I felt a similar thing happen at the Catholic parish I visited last night. As a new parishioner I was welcomed in, I was connected with others, and I was made to feel a part of something.

Isn’t that how you build a community?

And welcoming—the welcoming that I experienced—is the first step in the process.

 

The Key to the New Evangelization: A Welcoming Community

From the beginning the Church clung to a rhythm of corporate worship.

The first Christians got together and shared things in common. Jesus sent out his first disciples in pairs, two by two.

The Church is, by its natural and theology, communal. That wasn’t an accident.

As an Evangelical convert, however, I’ve experienced a serious disconnect between the theology of the our communal worship and what happens in practice.

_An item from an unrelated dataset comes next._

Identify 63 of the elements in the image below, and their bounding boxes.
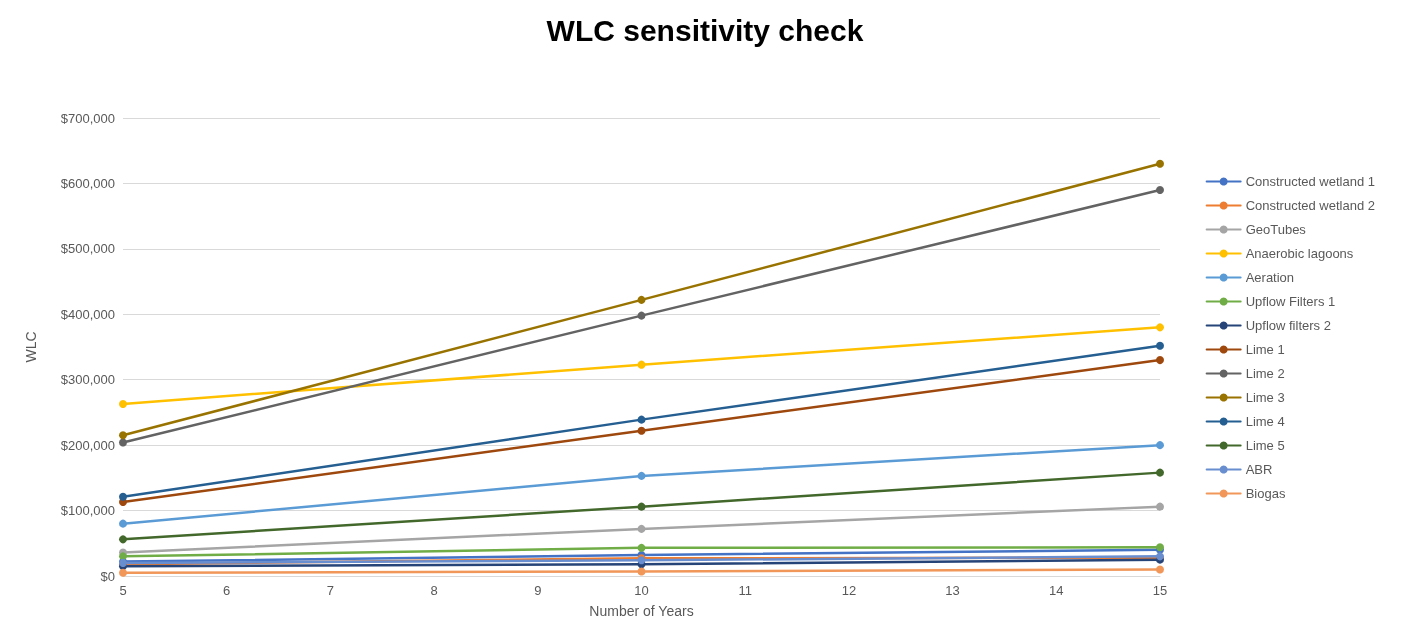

Catholic churches can be cold.

But this is the heart of the New Evangelization—this is the key: to act like Christians to those we meet on the street, to our neighbours, and to those who come into the doors of our parishes.

What many Evangelical churches have that Catholic churches do not is a genuine, caring, community—and ways to connect together. These do not happen spontaneously.

One more thing about my experience last night.

During the Prayers of the Faithful, amongst prayers for relief from global disasters, for our wider community, and for our sick and our dead was a prayer intention which struck at the very heart of what I’m talking about. It was a prayer that the Lord would lead faithful, vibrant Catholics into the parish community; Catholic who would get involved, and take part.

This was the final piece of the puzzle.

 

The Eucharist is the Thing

At the core, the heart, of the Church is the Eucharist and, ultimately, the New Evangelization needs to equip Catholics to this end: to love the Eucharist. But we need to, likewise, get our brothers and sisters in the door first.

In my experience, there is a method to the madness—how we, the Catholic faithful, orient our communities to become communities:

  • We pray that the Spirit will build us up and send us those who would serve;
  • We welcome those who come with genuine warmth;
  • We build ways and means to truly connect Catholics in our community together;
  • We point, ultimately, to the Eucharist.

The counterpart to worship, in the Christian community, is fellowship, and Catholic parishes, truly after the heart of the New Evangelization, need to seriously consider both. In many cases, my experience is far from this. But it needn’t be.

Pope Francis’s message is clear: We need to learn how to welcome. Pray for it, pray about it, and position ourselves accordingly to respond. It is an orientation if nothing else.

After all what we have, as Catholics, is the ultimate grace of God in the Eucharist. What we do, by not getting involved in making our parishes reflect the heart of Christ, is to prevent our brothers and sisters from finding that incredible gift from God—the gift of the sacraments.

We need to orient ourselves so as not to hinder our fellow Christians from finding it. We need to, ultimately, centre our communities around the Eucharist. But if all those on the outside see is a stuffy old parish with no heart for God—if we fail to welcome and connect with one another—we may as well shutter the doors to the tabernacle and, sadly, go home.